Massacres em catadupa





   A entrada em combate na Síria das milícias xiitas do "Hizballah" libanês ao lado das forças de Bashar al Assad acaba de marcar o momento em que o conflito étnico-religioso entrou numa fase irreversível de guerra total.

  Os militantes do "Hizballah" desde o fim-de-semana que lutam com as forças governamentais em Al Qusair, uma cidade a menos de 20 quilómetros da fronteira libanesa nas mãos de combatentes sunitas nominalmente fiéis ao "Exército Livre da Síria".

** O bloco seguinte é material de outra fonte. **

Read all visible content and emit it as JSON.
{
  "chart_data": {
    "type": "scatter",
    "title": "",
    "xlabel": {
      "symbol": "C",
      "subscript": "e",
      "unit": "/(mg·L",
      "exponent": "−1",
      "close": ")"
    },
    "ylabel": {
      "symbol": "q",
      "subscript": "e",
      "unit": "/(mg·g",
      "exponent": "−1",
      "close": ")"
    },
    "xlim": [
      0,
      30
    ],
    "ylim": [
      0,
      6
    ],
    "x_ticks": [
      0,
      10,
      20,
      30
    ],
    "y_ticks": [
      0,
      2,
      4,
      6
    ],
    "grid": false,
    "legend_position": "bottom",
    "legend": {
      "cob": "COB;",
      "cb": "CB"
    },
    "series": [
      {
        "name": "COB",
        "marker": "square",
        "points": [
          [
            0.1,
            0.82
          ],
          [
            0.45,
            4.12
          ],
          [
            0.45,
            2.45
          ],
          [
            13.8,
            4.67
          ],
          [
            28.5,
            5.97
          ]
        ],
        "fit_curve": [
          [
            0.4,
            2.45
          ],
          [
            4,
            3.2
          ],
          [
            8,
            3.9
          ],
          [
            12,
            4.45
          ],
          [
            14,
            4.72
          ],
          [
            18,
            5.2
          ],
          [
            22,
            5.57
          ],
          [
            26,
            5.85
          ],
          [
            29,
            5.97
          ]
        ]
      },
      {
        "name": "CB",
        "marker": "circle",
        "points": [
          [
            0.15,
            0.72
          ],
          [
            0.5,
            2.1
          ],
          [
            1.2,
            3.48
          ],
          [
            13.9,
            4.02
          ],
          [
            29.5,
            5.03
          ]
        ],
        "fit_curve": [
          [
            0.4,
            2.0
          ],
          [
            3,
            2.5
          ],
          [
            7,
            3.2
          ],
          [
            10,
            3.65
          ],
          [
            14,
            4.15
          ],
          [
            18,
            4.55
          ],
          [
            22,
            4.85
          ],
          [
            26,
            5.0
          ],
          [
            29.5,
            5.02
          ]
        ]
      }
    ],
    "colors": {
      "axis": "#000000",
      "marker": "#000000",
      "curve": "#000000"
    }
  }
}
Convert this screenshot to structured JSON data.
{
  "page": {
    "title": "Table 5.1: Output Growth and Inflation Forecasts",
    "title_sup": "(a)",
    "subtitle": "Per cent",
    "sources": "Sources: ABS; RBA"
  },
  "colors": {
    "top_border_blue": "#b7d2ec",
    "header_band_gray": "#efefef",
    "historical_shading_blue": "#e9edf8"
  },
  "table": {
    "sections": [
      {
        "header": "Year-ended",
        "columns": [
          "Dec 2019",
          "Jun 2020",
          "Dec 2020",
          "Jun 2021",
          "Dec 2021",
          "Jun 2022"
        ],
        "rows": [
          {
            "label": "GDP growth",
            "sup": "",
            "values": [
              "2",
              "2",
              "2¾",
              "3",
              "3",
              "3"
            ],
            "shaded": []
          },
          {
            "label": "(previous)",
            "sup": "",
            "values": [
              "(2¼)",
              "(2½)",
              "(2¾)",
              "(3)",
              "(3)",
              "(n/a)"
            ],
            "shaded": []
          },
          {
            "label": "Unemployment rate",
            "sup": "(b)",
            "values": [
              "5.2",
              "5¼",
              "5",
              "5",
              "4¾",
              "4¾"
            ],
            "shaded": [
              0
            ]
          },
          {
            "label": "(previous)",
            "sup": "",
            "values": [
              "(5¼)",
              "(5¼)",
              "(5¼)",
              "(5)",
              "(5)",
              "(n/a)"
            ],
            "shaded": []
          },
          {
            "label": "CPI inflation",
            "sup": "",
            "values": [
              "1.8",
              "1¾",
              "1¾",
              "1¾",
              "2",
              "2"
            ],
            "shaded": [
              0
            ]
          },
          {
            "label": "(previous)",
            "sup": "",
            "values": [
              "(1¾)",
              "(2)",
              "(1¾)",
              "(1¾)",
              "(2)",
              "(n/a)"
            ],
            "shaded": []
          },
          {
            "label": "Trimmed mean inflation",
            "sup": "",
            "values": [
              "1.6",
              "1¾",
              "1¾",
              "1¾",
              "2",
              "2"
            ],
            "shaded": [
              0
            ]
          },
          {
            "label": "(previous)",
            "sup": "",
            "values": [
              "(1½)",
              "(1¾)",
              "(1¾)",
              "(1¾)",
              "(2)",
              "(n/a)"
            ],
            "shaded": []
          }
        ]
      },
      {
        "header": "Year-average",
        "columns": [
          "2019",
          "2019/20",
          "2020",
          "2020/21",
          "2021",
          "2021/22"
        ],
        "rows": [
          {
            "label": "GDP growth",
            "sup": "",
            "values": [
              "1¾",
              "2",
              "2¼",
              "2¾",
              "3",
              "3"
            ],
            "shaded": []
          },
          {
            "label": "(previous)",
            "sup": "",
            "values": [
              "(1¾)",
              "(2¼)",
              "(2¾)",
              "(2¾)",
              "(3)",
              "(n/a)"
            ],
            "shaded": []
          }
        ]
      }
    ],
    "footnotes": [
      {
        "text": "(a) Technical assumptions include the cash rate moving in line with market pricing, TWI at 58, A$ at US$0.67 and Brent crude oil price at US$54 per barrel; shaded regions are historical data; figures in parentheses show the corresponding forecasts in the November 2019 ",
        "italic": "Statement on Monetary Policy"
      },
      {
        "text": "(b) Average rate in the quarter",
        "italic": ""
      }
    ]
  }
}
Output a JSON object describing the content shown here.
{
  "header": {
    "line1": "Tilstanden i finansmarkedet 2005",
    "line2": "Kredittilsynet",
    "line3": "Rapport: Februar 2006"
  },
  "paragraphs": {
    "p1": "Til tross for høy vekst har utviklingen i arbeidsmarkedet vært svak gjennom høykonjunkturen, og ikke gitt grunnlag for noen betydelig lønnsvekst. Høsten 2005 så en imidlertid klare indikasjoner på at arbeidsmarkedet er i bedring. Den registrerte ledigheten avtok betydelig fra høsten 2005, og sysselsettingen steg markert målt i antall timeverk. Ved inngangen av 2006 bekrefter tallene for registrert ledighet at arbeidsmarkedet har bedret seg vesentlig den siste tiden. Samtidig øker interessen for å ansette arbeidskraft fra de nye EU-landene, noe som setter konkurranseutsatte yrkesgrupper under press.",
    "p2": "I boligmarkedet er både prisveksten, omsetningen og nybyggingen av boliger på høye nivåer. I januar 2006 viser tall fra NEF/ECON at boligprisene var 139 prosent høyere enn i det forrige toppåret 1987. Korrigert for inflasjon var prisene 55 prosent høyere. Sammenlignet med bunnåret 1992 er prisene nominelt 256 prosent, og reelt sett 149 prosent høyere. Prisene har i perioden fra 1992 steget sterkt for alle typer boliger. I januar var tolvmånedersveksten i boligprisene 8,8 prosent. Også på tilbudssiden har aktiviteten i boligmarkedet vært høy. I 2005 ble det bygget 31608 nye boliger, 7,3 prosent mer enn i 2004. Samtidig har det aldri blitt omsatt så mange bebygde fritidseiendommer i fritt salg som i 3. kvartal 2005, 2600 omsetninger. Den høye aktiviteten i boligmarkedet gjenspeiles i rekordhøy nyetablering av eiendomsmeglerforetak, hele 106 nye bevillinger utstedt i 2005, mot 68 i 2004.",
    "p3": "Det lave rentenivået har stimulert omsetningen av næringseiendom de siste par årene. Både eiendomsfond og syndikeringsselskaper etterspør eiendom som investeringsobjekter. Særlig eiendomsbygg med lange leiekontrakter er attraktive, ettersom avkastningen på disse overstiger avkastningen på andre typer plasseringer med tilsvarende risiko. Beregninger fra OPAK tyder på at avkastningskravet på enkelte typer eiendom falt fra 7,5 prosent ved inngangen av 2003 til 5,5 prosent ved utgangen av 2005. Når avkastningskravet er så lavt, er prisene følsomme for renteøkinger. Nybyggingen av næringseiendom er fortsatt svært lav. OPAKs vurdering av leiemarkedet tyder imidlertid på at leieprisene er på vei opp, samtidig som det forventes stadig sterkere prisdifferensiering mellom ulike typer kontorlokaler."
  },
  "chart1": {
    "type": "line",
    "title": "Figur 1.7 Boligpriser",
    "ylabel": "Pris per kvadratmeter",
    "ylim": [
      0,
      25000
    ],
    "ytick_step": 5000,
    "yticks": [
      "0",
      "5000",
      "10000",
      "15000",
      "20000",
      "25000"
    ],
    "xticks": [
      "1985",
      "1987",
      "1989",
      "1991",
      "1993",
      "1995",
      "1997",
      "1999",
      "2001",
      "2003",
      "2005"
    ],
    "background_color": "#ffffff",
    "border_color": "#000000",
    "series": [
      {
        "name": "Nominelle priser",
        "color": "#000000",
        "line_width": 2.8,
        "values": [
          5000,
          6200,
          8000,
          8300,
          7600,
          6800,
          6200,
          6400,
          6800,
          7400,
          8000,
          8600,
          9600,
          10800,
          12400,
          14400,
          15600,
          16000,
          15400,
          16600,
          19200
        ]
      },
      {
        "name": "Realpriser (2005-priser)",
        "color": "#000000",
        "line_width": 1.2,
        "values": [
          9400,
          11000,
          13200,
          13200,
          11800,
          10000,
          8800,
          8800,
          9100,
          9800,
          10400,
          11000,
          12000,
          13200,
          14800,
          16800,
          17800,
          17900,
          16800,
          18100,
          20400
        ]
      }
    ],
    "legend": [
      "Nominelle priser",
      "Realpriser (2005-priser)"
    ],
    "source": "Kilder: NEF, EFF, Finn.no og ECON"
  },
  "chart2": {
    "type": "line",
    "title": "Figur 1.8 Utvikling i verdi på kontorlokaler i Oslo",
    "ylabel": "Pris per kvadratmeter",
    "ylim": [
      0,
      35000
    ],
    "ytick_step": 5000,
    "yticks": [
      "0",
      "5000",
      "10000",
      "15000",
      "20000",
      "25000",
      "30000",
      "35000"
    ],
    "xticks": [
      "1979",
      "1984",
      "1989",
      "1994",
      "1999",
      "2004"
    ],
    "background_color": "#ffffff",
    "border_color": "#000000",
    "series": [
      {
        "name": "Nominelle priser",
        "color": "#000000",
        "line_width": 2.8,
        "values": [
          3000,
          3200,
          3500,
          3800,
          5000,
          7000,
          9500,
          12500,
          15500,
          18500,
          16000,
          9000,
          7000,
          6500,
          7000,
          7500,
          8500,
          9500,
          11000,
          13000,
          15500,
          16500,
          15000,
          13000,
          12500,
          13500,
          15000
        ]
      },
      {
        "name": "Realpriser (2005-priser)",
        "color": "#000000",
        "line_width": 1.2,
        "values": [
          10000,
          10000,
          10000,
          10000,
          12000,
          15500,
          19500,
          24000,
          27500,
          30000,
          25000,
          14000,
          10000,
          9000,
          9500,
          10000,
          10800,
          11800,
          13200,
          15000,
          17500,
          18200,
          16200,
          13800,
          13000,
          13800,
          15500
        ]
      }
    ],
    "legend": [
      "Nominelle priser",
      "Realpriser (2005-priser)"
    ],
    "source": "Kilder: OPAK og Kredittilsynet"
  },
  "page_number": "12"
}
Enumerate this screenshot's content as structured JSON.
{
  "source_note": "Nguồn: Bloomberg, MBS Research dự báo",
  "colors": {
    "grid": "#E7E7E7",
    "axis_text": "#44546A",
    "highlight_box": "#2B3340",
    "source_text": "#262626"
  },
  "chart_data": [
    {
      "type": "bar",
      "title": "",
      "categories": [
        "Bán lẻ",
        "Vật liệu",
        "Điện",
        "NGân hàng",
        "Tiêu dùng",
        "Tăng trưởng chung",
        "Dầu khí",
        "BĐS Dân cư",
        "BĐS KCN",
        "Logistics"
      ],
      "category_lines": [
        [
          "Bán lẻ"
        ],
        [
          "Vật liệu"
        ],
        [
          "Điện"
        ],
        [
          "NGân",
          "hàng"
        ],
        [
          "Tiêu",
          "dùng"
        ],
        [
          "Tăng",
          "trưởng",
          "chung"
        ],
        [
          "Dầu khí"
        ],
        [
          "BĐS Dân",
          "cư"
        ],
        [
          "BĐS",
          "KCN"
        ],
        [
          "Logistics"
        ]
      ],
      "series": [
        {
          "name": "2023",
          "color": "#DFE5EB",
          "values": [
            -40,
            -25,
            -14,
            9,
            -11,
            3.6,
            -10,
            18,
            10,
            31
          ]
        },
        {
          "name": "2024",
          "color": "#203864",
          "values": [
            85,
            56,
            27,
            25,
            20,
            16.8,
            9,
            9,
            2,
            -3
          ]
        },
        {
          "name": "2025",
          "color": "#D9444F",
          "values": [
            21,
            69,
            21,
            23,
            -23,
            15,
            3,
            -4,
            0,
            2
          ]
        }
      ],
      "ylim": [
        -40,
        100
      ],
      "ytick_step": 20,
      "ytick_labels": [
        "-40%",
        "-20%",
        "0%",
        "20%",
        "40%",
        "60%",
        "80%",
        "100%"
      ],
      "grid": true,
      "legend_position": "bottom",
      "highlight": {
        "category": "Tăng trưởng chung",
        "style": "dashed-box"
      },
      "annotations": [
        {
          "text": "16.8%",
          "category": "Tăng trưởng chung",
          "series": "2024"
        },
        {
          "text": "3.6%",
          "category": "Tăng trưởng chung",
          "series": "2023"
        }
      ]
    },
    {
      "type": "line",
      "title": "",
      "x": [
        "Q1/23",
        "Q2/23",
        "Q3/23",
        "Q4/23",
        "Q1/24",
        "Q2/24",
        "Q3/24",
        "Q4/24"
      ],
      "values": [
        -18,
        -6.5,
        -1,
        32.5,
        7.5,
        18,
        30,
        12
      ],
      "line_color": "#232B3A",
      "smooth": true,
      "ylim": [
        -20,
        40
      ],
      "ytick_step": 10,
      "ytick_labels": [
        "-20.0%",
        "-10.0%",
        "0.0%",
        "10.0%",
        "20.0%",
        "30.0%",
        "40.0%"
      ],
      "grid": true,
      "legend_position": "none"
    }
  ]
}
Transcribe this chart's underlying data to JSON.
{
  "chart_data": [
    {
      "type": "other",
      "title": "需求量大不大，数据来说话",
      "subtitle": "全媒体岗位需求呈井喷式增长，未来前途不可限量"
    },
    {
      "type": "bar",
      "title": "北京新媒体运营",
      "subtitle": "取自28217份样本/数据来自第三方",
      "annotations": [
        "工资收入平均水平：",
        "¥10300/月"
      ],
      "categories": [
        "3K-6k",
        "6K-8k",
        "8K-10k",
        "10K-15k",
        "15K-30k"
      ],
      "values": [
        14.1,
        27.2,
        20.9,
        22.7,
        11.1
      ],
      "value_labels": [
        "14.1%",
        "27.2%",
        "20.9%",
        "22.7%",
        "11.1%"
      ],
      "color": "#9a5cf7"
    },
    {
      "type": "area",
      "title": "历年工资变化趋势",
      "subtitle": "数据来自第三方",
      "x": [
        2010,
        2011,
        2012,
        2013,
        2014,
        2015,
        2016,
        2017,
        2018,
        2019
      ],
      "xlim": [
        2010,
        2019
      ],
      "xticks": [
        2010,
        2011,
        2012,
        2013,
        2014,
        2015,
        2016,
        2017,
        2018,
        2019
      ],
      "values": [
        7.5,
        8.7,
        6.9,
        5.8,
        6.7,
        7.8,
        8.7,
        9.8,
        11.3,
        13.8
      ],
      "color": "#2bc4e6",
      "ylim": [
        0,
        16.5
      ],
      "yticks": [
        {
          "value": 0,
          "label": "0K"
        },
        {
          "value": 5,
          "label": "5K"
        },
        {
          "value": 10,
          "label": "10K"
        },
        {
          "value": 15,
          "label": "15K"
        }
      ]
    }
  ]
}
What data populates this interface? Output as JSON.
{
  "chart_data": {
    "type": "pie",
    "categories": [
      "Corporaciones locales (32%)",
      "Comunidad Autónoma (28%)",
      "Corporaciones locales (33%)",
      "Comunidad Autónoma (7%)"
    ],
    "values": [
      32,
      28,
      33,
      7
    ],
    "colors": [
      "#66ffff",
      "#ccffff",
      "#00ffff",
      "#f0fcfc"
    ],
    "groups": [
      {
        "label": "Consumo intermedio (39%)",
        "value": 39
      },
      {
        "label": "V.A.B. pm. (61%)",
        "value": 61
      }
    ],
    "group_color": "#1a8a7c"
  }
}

  A luta por Al Qusair visa o controlo do acesso à fronteira nordeste do Líbano e a Tartus e Latakia, províncias costeiras onde predomina a minoria alauíta de al Assad e palco de recentes massacres de alegados opositores sunitas.

  O alastrar das violências a Tartus e Latakia é sinal de que os alauítas -- grupo étnico-religioso seguidor de uma variante esotérica do xiismo, representando cerca de 10% da população -- pretendem garantir um bastião seguro no caso do clã al Assad perder o controlo da capital e de Aleppo, a maior cidade do país.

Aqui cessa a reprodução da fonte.